Sample Header Ad - 728x90

Two Extremes of Metta

5 votes
3 answers
236 views
I've practiced metta, or attempted to, with mixed results. Sometimes I'm wondering even *how* to practice metta, and in my mind it feels like I'm just repeating "How can I develop compassion? How can I develop compassion?" It's almost a lack of contact with the feeling of compassion, or just tedious repetition. However, sometimes, at other times, I feel extreme feeling of compassion, to the point where I clench my jaw to avoid the feeling (since seemingly I am very repressed). It's a mixture of being moved, and compassion, since it arises when I react to either moving events, or when I see someone suffering. But, admittedly, it's really being moved that generates the most feeling. I have sometimes managed to generate such a feeling in meditation by visualizing people doing acts of kindness, myself included. However, whenever this happens, I feel that the feeling isn't enough, that compassion *should* require effort.

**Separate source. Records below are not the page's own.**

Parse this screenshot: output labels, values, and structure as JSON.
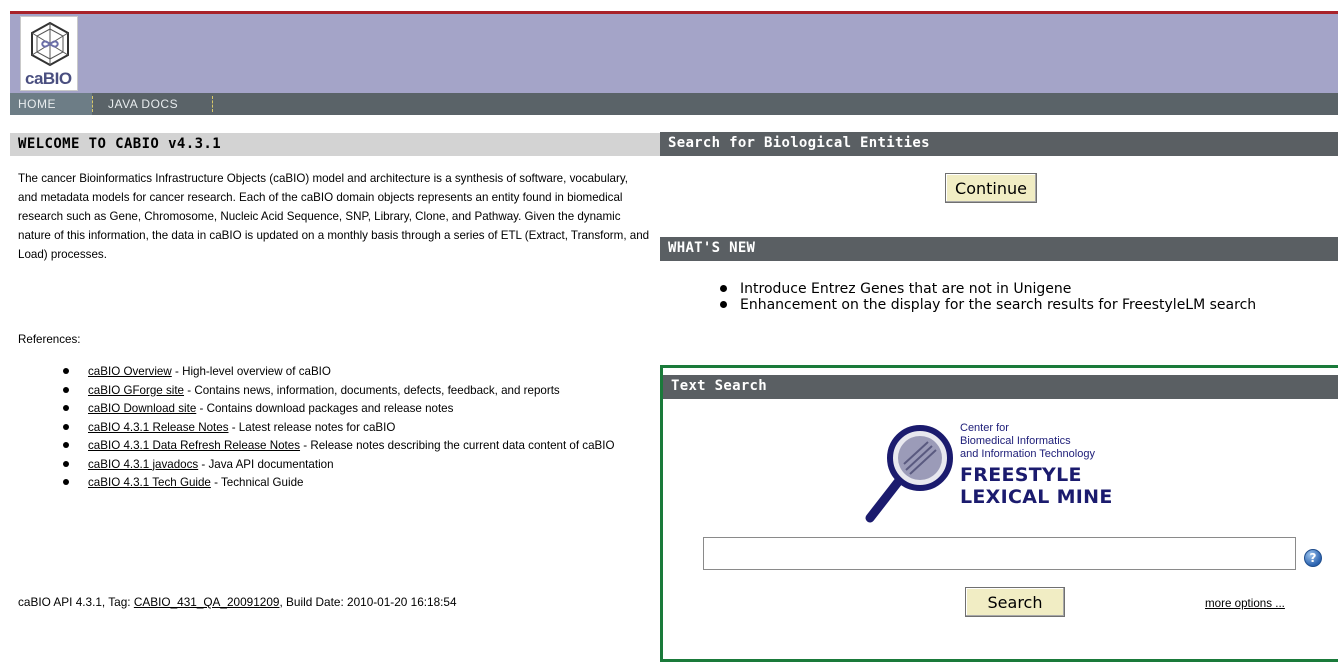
{
  "logo": {
    "text": "caBIO"
  },
  "nav": {
    "tabs": [
      "HOME",
      "JAVA DOCS"
    ],
    "active": "HOME"
  },
  "welcome": {
    "title": "WELCOME TO CABIO v4.3.1",
    "paragraph": "The cancer Bioinformatics Infrastructure Objects (caBIO) model and architecture is a synthesis of software, vocabulary, and metadata models for cancer research. Each of the caBIO domain objects represents an entity found in biomedical research such as Gene, Chromosome, Nucleic Acid Sequence, SNP, Library, Clone, and Pathway. Given the dynamic nature of this information, the data in caBIO is updated on a monthly basis through a series of ETL (Extract, Transform, and Load) processes.",
    "references_label": "References:",
    "references": [
      {
        "link": "caBIO Overview",
        "desc": " - High-level overview of caBIO"
      },
      {
        "link": "caBIO GForge site",
        "desc": " - Contains news, information, documents, defects, feedback, and reports"
      },
      {
        "link": "caBIO Download site",
        "desc": " - Contains download packages and release notes"
      },
      {
        "link": "caBIO 4.3.1 Release Notes",
        "desc": " - Latest release notes for caBIO"
      },
      {
        "link": "caBIO 4.3.1 Data Refresh Release Notes",
        "desc": " - Release notes describing the current data content of caBIO"
      },
      {
        "link": "caBIO 4.3.1 javadocs",
        "desc": " - Java API documentation"
      },
      {
        "link": "caBIO 4.3.1 Tech Guide",
        "desc": " - Technical Guide"
      }
    ],
    "api_prefix": "caBIO API 4.3.1, Tag: ",
    "api_tag": "CABIO_431_QA_20091209",
    "api_suffix": ", Build Date: 2010-01-20 16:18:54"
  },
  "search_entities": {
    "title": "Search for Biological Entities",
    "button": "Continue"
  },
  "whats_new": {
    "title": "WHAT'S NEW",
    "items": [
      "Introduce Entrez Genes that are not in Unigene",
      "Enhancement on the display for the search results for FreestyleLM search"
    ]
  },
  "text_search": {
    "title": "Text Search",
    "logo_small": [
      "Center for",
      "Biomedical Informatics",
      "and Information Technology"
    ],
    "logo_big": [
      "FREESTYLE",
      "LEXICAL MINE"
    ],
    "input_value": "",
    "button": "Search",
    "more_options": "more options ..."
  },
  "colors": {
    "banner": "#a4a4c8",
    "top_rule": "#a8222a",
    "navbar": "#5a6368",
    "section_header": "#5a5f63",
    "left_header": "#d3d3d3",
    "text_search_border": "#1a7a3a",
    "button_face": "#f1edc4"
  }
}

Is this the case? Does a feeling of being moved, or a compassionate intention and feeling, generate something positive? Or, am I right in thinking that without effort and discipline, these feelings are merely oceanic and vast but not linked with true mental development? Also, I suspect I might lack self-compassion or something because I don't allow myself to feel these feelings, and I often--used to--feel being undeserving of all these things. Any thoughts? Thanks PS: I recall a Buddhist teacher reacting to my yearning to develop compassion with enthusiasm, but advising against body meditation because it could be detrimental. How could I know if metta meditation is best for me? Any signs?